Blackberry Farms in Walland, Tennessee is on of the most celebrated hotel and culinary destinations in the country, a mega luxury inn, located on a 4,200 acre working farm from which the kitchen sources much of its ingredients. The Foothills Cuisine of Blackberry Farm: Recipes and Wisdom from Our Artisans, Chefs, and Smoky Mountain Ancestors
is the second book from proprietor Sam Beall and focuses on the “Artisans, Chefs, and Smoky Mountain Ancestors” of the area. (Fun fact about Beall: His family founded the fast-casual Ruby Tuesday’s chain, which is just about as different dining experience as you can have.)
The book is gorgeous and oversized, which is all the better to highlight the lush photos of the idyllic landscape, pristine ingredients, recipe steps and gorgeous finished dishes. But oversized cookbooks from acclaimed restaurants often give me pause. They usually feel more suited to the coffee table than the kitchen counter, meant to be displayed rather than used. In this case though it feels like they just needed the extra space to properly represent the exuberant and elegant photos of food and farm.
Beall describes the food as Foothills cuisine — because they are located at the border/ridgeline that separates “country mountain cuisine to our South and the haute cuisine of Knoxville to the North. The food of Blackberry Farm is a “blend of old and new, rural and urban, rustic and refined.”

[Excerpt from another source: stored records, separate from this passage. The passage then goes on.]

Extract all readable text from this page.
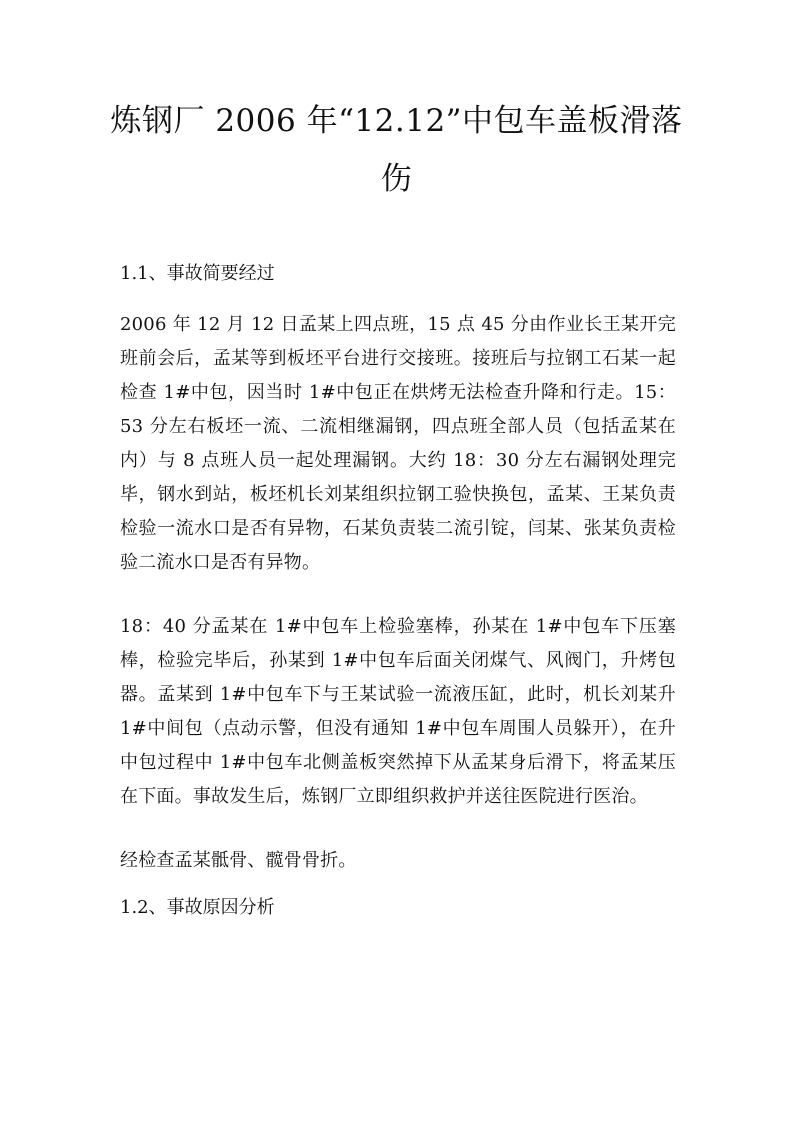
炼钢厂 2006 年“12.12”中包车盖板滑落伤

1.1、事故简要经过

2006 年 12 月 12 日孟某上四点班，15 点 45 分由作业长王某开完班前会后，孟某等到板坯平台进行交接班。接班后与拉钢工石某一起检查 1#中包，因当时 1#中包正在烘烤无法检查升降和行走。15：53 分左右板坯一流、二流相继漏钢，四点班全部人员（包括孟某在内）与 8 点班人员一起处理漏钢。大约 18：30 分左右漏钢处理完毕，钢水到站，板坯机长刘某组织拉钢工验快换包，孟某、王某负责检验一流水口是否有异物，石某负责装二流引锭，闫某、张某负责检验二流水口是否有异物。

18：40 分孟某在 1#中包车上检验塞棒，孙某在 1#中包车下压塞棒，检验完毕后，孙某到 1#中包车后面关闭煤气、风阀门，升烤包器。孟某到 1#中包车下与王某试验一流液压缸，此时，机长刘某升 1#中间包（点动示警，但没有通知 1#中包车周围人员躲开），在升中包过程中 1#中包车北侧盖板突然掉下从孟某身后滑下，将孟某压在下面。事故发生后，炼钢厂立即组织救护并送往医院进行医治。

经检查孟某骶骨、髋骨骨折。

1.2、事故原因分析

Although the cuisine is restaurant quality, Beall focuses on making these recipes attainable in the home kitchen — equipment needs are mostly home kitchen stalwarts like rimmed baking sheets, vegetable peelers, and sheer plastic wrap. Measurements are given in both weight and volume.

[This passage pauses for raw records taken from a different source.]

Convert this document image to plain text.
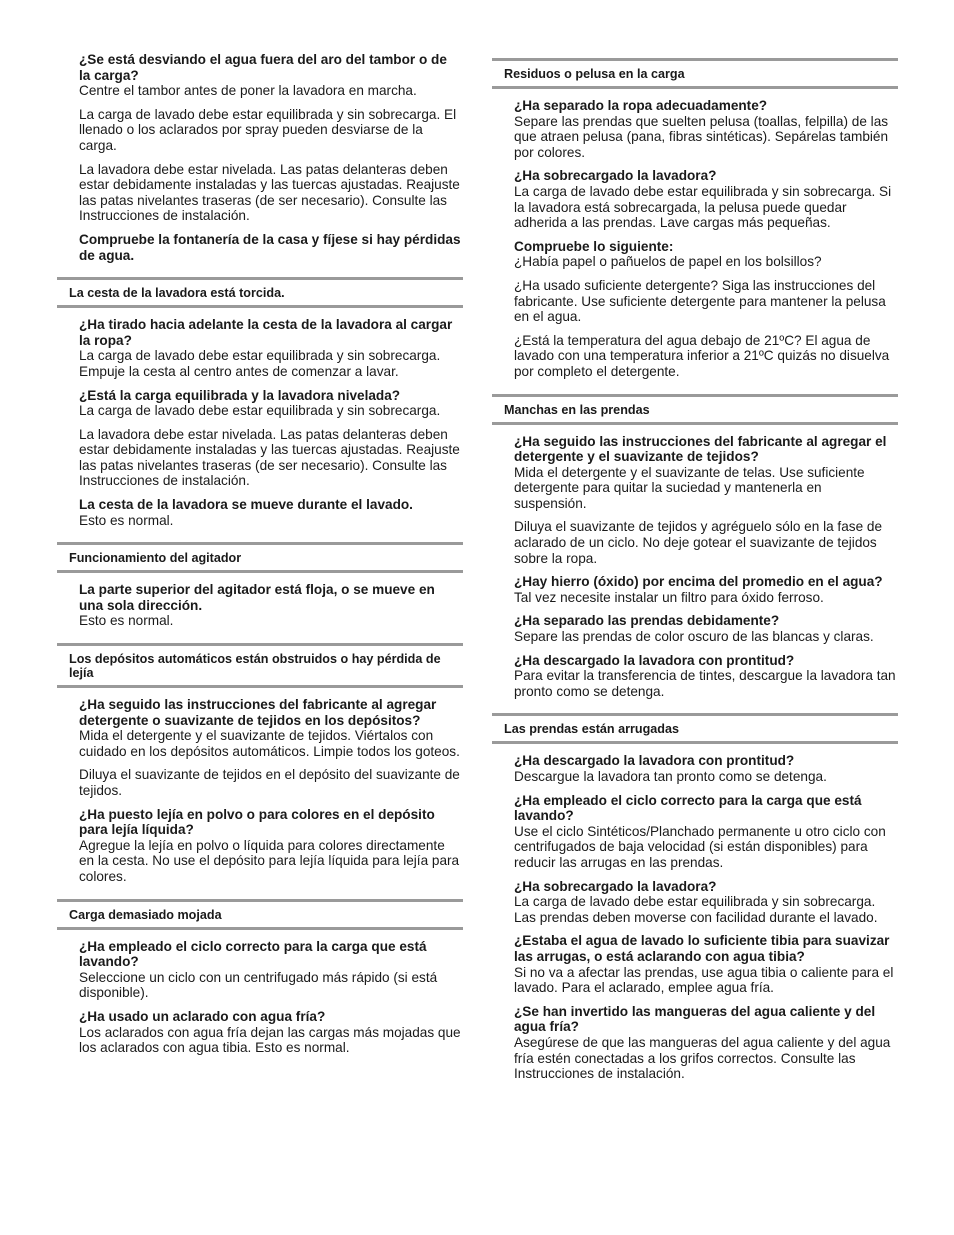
¿Se está desviando el agua fuera del aro del tambor o de la carga?

Centre el tambor antes de poner la lavadora en marcha.

La carga de lavado debe estar equilibrada y sin sobrecarga. El llenado o los aclarados por spray pueden desviarse de la carga.

La lavadora debe estar nivelada. Las patas delanteras deben estar debidamente instaladas y las tuercas ajustadas. Reajuste las patas nivelantes traseras (de ser necesario). Consulte las Instrucciones de instalación.

Compruebe la fontanería de la casa y fíjese si hay pérdidas de agua.

La cesta de la lavadora está torcida.

¿Ha tirado hacia adelante la cesta de la lavadora al cargar la ropa?

La carga de lavado debe estar equilibrada y sin sobrecarga. Empuje la cesta al centro antes de comenzar a lavar.

¿Está la carga equilibrada y la lavadora nivelada?

La carga de lavado debe estar equilibrada y sin sobrecarga.

La lavadora debe estar nivelada. Las patas delanteras deben estar debidamente instaladas y las tuercas ajustadas. Reajuste las patas nivelantes traseras (de ser necesario). Consulte las Instrucciones de instalación.

La cesta de la lavadora se mueve durante el lavado.

Esto es normal.

Funcionamiento del agitador

La parte superior del agitador está floja, o se mueve en una sola dirección.

Esto es normal.

Los depósitos automáticos están obstruidos o hay pérdida de lejía

¿Ha seguido las instrucciones del fabricante al agregar detergente o suavizante de tejidos en los depósitos?

Mida el detergente y el suavizante de tejidos. Viértalos con cuidado en los depósitos automáticos. Limpie todos los goteos.

Diluya el suavizante de tejidos en el depósito del suavizante de tejidos.

¿Ha puesto lejía en polvo o para colores en el depósito para lejía líquida?

Agregue la lejía en polvo o líquida para colores directamente en la cesta. No use el depósito para lejía líquida para lejía para colores.

Carga demasiado mojada

¿Ha empleado el ciclo correcto para la carga que está lavando?

Seleccione un ciclo con un centrifugado más rápido (si está disponible).

¿Ha usado un aclarado con agua fría?

Los aclarados con agua fría dejan las cargas más mojadas que los aclarados con agua tibia. Esto es normal.

Residuos o pelusa en la carga

¿Ha separado la ropa adecuadamente?

Separe las prendas que suelten pelusa (toallas, felpilla) de las que atraen pelusa (pana, fibras sintéticas). Sepárelas también por colores.

¿Ha sobrecargado la lavadora?

La carga de lavado debe estar equilibrada y sin sobrecarga. Si la lavadora está sobrecargada, la pelusa puede quedar adherida a las prendas. Lave cargas más pequeñas.

Compruebe lo siguiente:

¿Había papel o pañuelos de papel en los bolsillos?

¿Ha usado suficiente detergente? Siga las instrucciones del fabricante. Use suficiente detergente para mantener la pelusa en el agua.

¿Está la temperatura del agua debajo de 21ºC? El agua de lavado con una temperatura inferior a 21ºC quizás no disuelva por completo el detergente.

Manchas en las prendas

¿Ha seguido las instrucciones del fabricante al agregar el detergente y el suavizante de tejidos?

Mida el detergente y el suavizante de telas. Use suficiente detergente para quitar la suciedad y mantenerla en suspensión.

Diluya el suavizante de tejidos y agréguelo sólo en la fase de aclarado de un ciclo. No deje gotear el suavizante de tejidos sobre la ropa.

¿Hay hierro (óxido) por encima del promedio en el agua?

Tal vez necesite instalar un filtro para óxido ferroso.

¿Ha separado las prendas debidamente?

Separe las prendas de color oscuro de las blancas y claras.

¿Ha descargado la lavadora con prontitud?

Para evitar la transferencia de tintes, descargue la lavadora tan pronto como se detenga.

Las prendas están arrugadas

¿Ha descargado la lavadora con prontitud?

Descargue la lavadora tan pronto como se detenga.

¿Ha empleado el ciclo correcto para la carga que está lavando?

Use el ciclo Sintéticos/Planchado permanente u otro ciclo con centrifugados de baja velocidad (si están disponibles) para reducir las arrugas en las prendas.

¿Ha sobrecargado la lavadora?

La carga de lavado debe estar equilibrada y sin sobrecarga. Las prendas deben moverse con facilidad durante el lavado.

¿Estaba el agua de lavado lo suficiente tibia para suavizar las arrugas, o está aclarando con agua tibia?

Si no va a afectar las prendas, use agua tibia o caliente para el lavado. Para el aclarado, emplee agua fría.

¿Se han invertido las mangueras del agua caliente y del agua fría?

Asegúrese de que las mangueras del agua caliente y del agua fría estén conectadas a los grifos correctos. Consulte las Instrucciones de instalación.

The book follows the farming year, beginning in early Spring — or Come Grass Time in farm parlance, followed by other times, including Plantin’ Time, Lay By Time, Harvest Time, Hog Killin’ Time. These times aren’t tied to exact months, because the rhythms of agricultural life are based on weather and a farmer’s instincts and internal calendar rather than a paper calendar. Within each “time” are stories about what is going on with the land at the time, what is being planted and/or harvested, the food being cooked, and the artisans involved.

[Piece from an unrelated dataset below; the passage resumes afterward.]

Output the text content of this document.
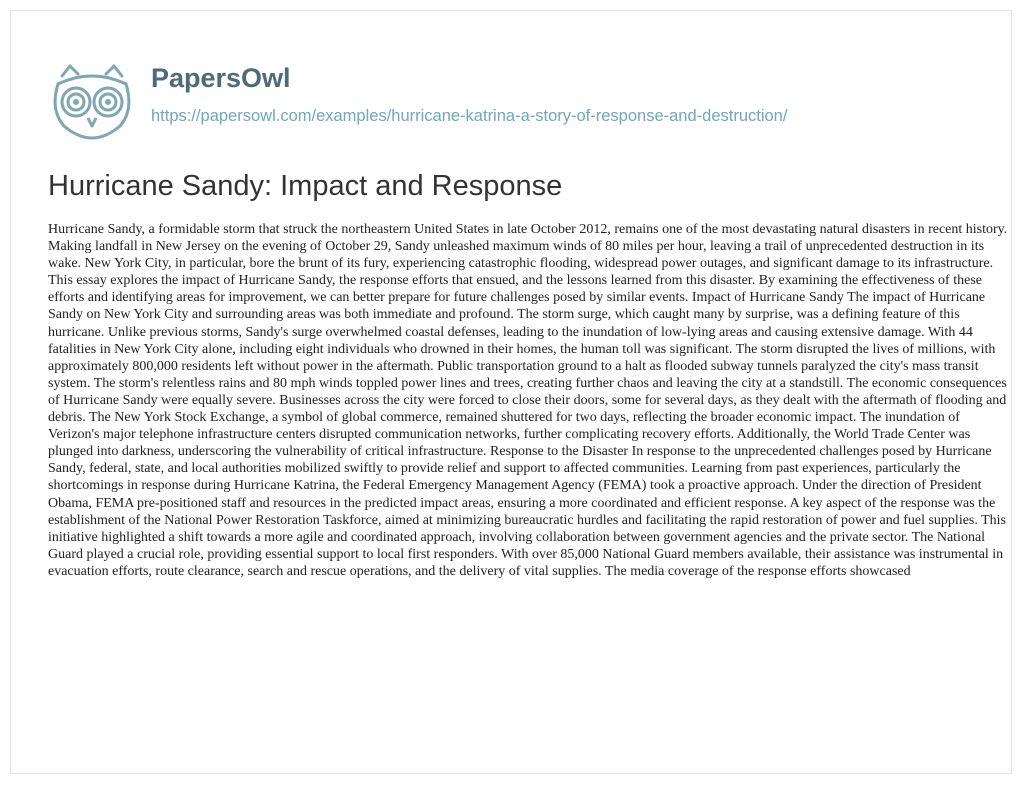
PapersOwl
https://papersowl.com/examples/hurricane-katrina-a-story-of-response-and-destruction/
Hurricane Sandy: Impact and Response

Hurricane Sandy, a formidable storm that struck the northeastern United States in late October 2012, remains one of the most devastating natural disasters in recent history. Making landfall in New Jersey on the evening of October 29, Sandy unleashed maximum winds of 80 miles per hour, leaving a trail of unprecedented destruction in its wake. New York City, in particular, bore the brunt of its fury, experiencing catastrophic flooding, widespread power outages, and significant damage to its infrastructure. This essay explores the impact of Hurricane Sandy, the response efforts that ensued, and the lessons learned from this disaster. By examining the effectiveness of these efforts and identifying areas for improvement, we can better prepare for future challenges posed by similar events. Impact of Hurricane Sandy The impact of Hurricane Sandy on New York City and surrounding areas was both immediate and profound. The storm surge, which caught many by surprise, was a defining feature of this hurricane. Unlike previous storms, Sandy's surge overwhelmed coastal defenses, leading to the inundation of low-lying areas and causing extensive damage. With 44 fatalities in New York City alone, including eight individuals who drowned in their homes, the human toll was significant. The storm disrupted the lives of millions, with approximately 800,000 residents left without power in the aftermath. Public transportation ground to a halt as flooded subway tunnels paralyzed the city's mass transit system. The storm's relentless rains and 80 mph winds toppled power lines and trees, creating further chaos and leaving the city at a standstill. The economic consequences of Hurricane Sandy were equally severe. Businesses across the city were forced to close their doors, some for several days, as they dealt with the aftermath of flooding and debris. The New York Stock Exchange, a symbol of global commerce, remained shuttered for two days, reflecting the broader economic impact. The inundation of Verizon's major telephone infrastructure centers disrupted communication networks, further complicating recovery efforts. Additionally, the World Trade Center was plunged into darkness, underscoring the vulnerability of critical infrastructure. Response to the Disaster In response to the unprecedented challenges posed by Hurricane Sandy, federal, state, and local authorities mobilized swiftly to provide relief and support to affected communities. Learning from past experiences, particularly the shortcomings in response during Hurricane Katrina, the Federal Emergency Management Agency (FEMA) took a proactive approach. Under the direction of President Obama, FEMA pre-positioned staff and resources in the predicted impact areas, ensuring a more coordinated and efficient response. A key aspect of the response was the establishment of the National Power Restoration Taskforce, aimed at minimizing bureaucratic hurdles and facilitating the rapid restoration of power and fuel supplies. This initiative highlighted a shift towards a more agile and coordinated approach, involving collaboration between government agencies and the private sector. The National Guard played a crucial role, providing essential support to local first responders. With over 85,000 National Guard members available, their assistance was instrumental in evacuation efforts, route clearance, search and rescue operations, and the delivery of vital supplies. The media coverage of the response efforts showcased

Come Grass Time, which could be as early as February or as late as April, depending on the weather and year, is when the grass starts sprouting and the sheep, cows, pigs, and chickens are put out to pasture for grazing. It’s also when lambs are born, and ewes start producing milk — so this section includes an artisanal craft chapter on cheese making, with an aspirational, yet totally achievable directions for fresh ricotta, yogurt, crème fraiche and cultured butter with clear — and lovely — step-by-step photos. Plantin’ Time — which Beall says is his favorite time — features morels stuffed with creamy scrambled eggs, served with lemon dressed watercress in a salty bacon infused broth, which was a great balance of rich, bright and deep, and an achievable but truly impressive dish of lamb meatballs and Singing Brook gnudi — similarly-sized spheres topped with a green garlic cream sauce, which was like the most elegant version of spaghetti and meatballs ever. The chapter also offers up advice on seed planting, how to get a 365 day onion harvest as well as the Blackberry Farm master recipe for the deviled eggs they serve at brunch and a spin on Southern-style potato pancakes, which are usually made from leftover mashed potatoes and served with applesauce. The Blackberry Farm version elevates the classic by cutting fresh potatoes into thin strips for a springy potato rosti, topped with a rich runny duck egg and serves it with a foraged salad.
Other hits are truly Southern waffles topped with sorghum and moonshine-infused cherries. A simple salad of Caesar dressed ribbons of zucchini, topped with a cheese frico sings and a multi-grain bread topped with a bloomy soft cheese and sweet-tart pickled beets and strawberries.
The Foothills Cuisine of Blackberry Farm: Recipes and Wisdom from Our Artisans, Chefs, and Smoky Mountain Ancestors
is a beautiful book, in both spirit and execution. It’s excellent fodder for both culinary and travel fantasies. Perfect for reading and planning while curled up in an armchair, and if you can stomach splashing the pages with duck fat, moonshine, or pimiento cheese, it’s also a great kitchen companion.